The night President Obama won his second term, Allida Black and Adam Parkhomenko, veterans of Clinton’s 2008 campaign for the White House, exchanged emails about plans to start Ready for Hillary — a super-PAC promoting another run for the White House.
It is claimed in a new book that Hillary Clinton’s top aide has already begun informal interviews to assemble a campaign staff ahead of a possible second bid for the White House in 2016.
While Mrs Clinton continues to insist she has not yet decided whether to run for president again, her inner circle is quietly moving behind the scenes to prepare for another campaign.
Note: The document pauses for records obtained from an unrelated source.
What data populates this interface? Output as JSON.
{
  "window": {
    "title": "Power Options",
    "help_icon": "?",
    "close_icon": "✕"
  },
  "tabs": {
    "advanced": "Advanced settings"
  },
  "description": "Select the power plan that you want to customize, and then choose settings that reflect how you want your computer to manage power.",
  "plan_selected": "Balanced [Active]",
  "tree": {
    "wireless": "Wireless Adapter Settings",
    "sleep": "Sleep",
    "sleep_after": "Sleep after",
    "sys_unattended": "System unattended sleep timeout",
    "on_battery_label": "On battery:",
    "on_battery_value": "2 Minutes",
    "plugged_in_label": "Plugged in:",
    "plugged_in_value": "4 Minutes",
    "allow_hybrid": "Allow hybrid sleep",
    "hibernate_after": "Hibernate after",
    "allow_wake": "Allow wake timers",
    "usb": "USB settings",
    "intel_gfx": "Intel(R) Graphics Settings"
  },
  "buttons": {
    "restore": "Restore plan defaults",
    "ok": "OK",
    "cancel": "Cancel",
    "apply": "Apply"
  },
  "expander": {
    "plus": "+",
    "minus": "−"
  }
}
The new book HRC – named after Hillary Rodham Clinton’s initials – will add fuel to the already-raging speculation that the former secretary of state is planning a fresh presidential run.
It details how Cheryl Mills, Mrs Clinton’s former chief of staff, has already begun meetings with potential campaign managers to discuss how a 2016 campaign would be different from her failed 2008 bid.
“This is a campaign that is in full swing,” said Jonathan Allen, one of the book’s authors. “It’s more a question of whether she stops running than whether she starts running.”
Polls show Mrs Clinton in a position of unprecedented strength compared to her potential rivals, with two years still to go before the beginning of the Democratic primary election.
A Washington Post/ABC poll found she had the support 73 per cent of Democrats – 61 points ahead of Joe Biden, the vice president and a possible 2016 contender.
Her front-runner status prompted Time magazine to ask in a cover article: “Can Anyone Stop Hillary?”
HRC details how Bill and Hillary Clinton kept a detailed “hit-list” of the Democrats they felt betrayed them by supporting Barack Obama over her in 2008.
While Mrs Clinton went on to serve loyally in Mr Obama’s administration, her husband ruthlessly pursued the perceived traitors among Democratic members of Congress.
During the 2012 election he opposed one congressman who failed to support his wife four years earlier. The congressman lost his primary to a fellow Democrat, ultimately allowing the Republicans to take his seat.
“The message from the Clintons to the rest of the Democratic political world was clear: It’s better to be with us than against us,” according to the book.
Mrs Clinton’s staff are also planning a strategy about how best to deploy her husband on the campaign trail. While he was a major asset to Mr Obama’s re-election effort in 2012, he repeatedly courted controversy during her 2008 bid.
The former president took it on himself to rewrite a large section of Mrs Clinton’s 2008 speech, prompting frantic last-minute revisions as she reversed his changes.
The book reports a surprisingly affectionate relationship between Mrs Clinton and Mr Obama despite their 2008 rivalry.
After Mrs Clinton fell and suffered a concussion during a bout of stomach flu in late 2012, the president call to express his concern.
“I love her, love her,” Mr Obama said. “I love my friend.”
Their friendship was reportedly cemented during a 2009 climate change summit in Copenhagen, when the pair barged uninvited into a meeting of Chinese, South African, Brazilian and Indian leaders.
The pair are described as joking between themselves while a Chinese diplomat was “losing his s—” at their sudden interruption.
Mrs Clinton also offered private support as Mr Obama struggled to pass his controversial health care law in 2010, helping him face down restive members of his own cabinet.
When David Petraeus resigned as head of the CIA following an affair with his biographer, Mrs Clinton wrote to him to express her sympathy and joked “I have a little experience” with infidelity, referring to her own husband’s indiscretions.
Mr Petraeus, a decorated former general once talked about as a potential Republican presidential contender, in turn said she would be a “tremendous” president.